Thursday, January 19, 2012

SO BIBLICAL THAT IT'S UNBIBLICAL

I came across this post from Thinking Christian via Greg West's excellent apologetics blog called The Poached Egg. (Both blogs are on the blogroll for this blog).  I would be interested in your feedback.


Justin Buzzard tells this story:
About ten years ago I heard Ben Patterson, campus pastor of Westmont College, say something that I will never forget. Ben told the story of a retired pastor who began noticing that his former congregation was sliding away from orthodoxy. The pastor saw this as his fault, noting the one thing he thought he did most poorly as a pastor. The pastor stated, in two sentences, his great failure as a pastor:
I always told people what to believe. My great mistake is that I never told my people what NOT to believe.
It’s possible to be so “biblical” that we’re unbiblical.

I’m referring to pastors, churches, and individual Christians who say, “we’re sticking to the Bible, and we don’t ever need to study anything but the Bible.” The great men and women of the Bible didn’t say that. They didn’t just preach in support of God’s truth. They knew the lies that were current in their cultures, they named those lies—with very contemporary examples—and they exposed what was false about them. When Isaiah ripped apart idol worship so sarcastically in Isaiah 44:9-20, he knew what he was talking about. So those who only study the Bible are failing to follow its example!

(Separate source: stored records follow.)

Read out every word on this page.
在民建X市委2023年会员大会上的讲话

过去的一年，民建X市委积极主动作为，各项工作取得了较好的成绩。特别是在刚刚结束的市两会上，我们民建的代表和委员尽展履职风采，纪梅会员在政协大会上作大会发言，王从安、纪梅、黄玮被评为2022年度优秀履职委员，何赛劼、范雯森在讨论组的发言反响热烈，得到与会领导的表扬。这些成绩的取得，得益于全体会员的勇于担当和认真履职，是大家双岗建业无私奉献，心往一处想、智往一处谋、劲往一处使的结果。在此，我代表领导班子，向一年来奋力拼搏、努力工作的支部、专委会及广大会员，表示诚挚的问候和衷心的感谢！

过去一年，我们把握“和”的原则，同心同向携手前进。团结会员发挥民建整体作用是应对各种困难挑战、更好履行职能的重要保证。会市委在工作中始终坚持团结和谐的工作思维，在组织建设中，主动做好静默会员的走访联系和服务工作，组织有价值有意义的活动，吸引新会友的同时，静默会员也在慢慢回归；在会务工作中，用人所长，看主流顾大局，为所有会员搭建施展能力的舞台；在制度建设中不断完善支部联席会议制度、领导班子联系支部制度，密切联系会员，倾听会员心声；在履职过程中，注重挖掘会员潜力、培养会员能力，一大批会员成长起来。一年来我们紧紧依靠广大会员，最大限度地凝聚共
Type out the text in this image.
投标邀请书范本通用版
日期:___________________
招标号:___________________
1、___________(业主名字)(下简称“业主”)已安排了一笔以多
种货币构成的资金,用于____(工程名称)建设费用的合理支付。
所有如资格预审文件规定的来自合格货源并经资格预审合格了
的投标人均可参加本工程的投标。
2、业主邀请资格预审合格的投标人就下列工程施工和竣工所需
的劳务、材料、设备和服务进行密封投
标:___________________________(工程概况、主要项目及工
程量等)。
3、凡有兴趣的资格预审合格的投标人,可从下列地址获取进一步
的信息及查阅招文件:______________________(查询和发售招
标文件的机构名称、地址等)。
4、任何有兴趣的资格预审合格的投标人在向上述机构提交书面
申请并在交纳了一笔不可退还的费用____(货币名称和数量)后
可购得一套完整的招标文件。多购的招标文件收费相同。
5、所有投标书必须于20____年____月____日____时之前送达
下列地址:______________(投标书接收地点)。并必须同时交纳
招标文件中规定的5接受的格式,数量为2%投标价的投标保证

We don’t need only to learn God’s truths. We also need to un-learn the lies we’ve taken into ourselves. Some of that un-learning happens along the way, as a matter of course, as we study the truth; but some of the lies we’re afflicted with are so ingrained, so much a part of us, that it takes real focused attention to discover where they reside inside of us, and to sort out what’s wrong and what might still be right. Sometimes we need to study and learn what not to believe.

Of all the un-learning required today, nothing is more crucial than “truth is relative, and it’s immoral to believe otherwise.” Western students “know” this to be true. Pastors and parents must understand this belief well enough to disarm it. Otherwise, though we may be successful in persuading students Christianity is true, they’re bound to mix it with other “truths” they believe, just as the Israelites mixed true worship with idolatry.

This applies to each of us individually, in our families, and in our churches; and in a parallel way it also applies to our encounters with culture. We need to know our culture’s falsehoods, not to participate in them but to be able to name them and to contrast them with God’s truth. Our friends and neighbors have a lot of un-learning to do, too, and we need to be equipped to help them—winsomely and effectively—so they can better grasp and follow God’s truth, revealed to us in his Word.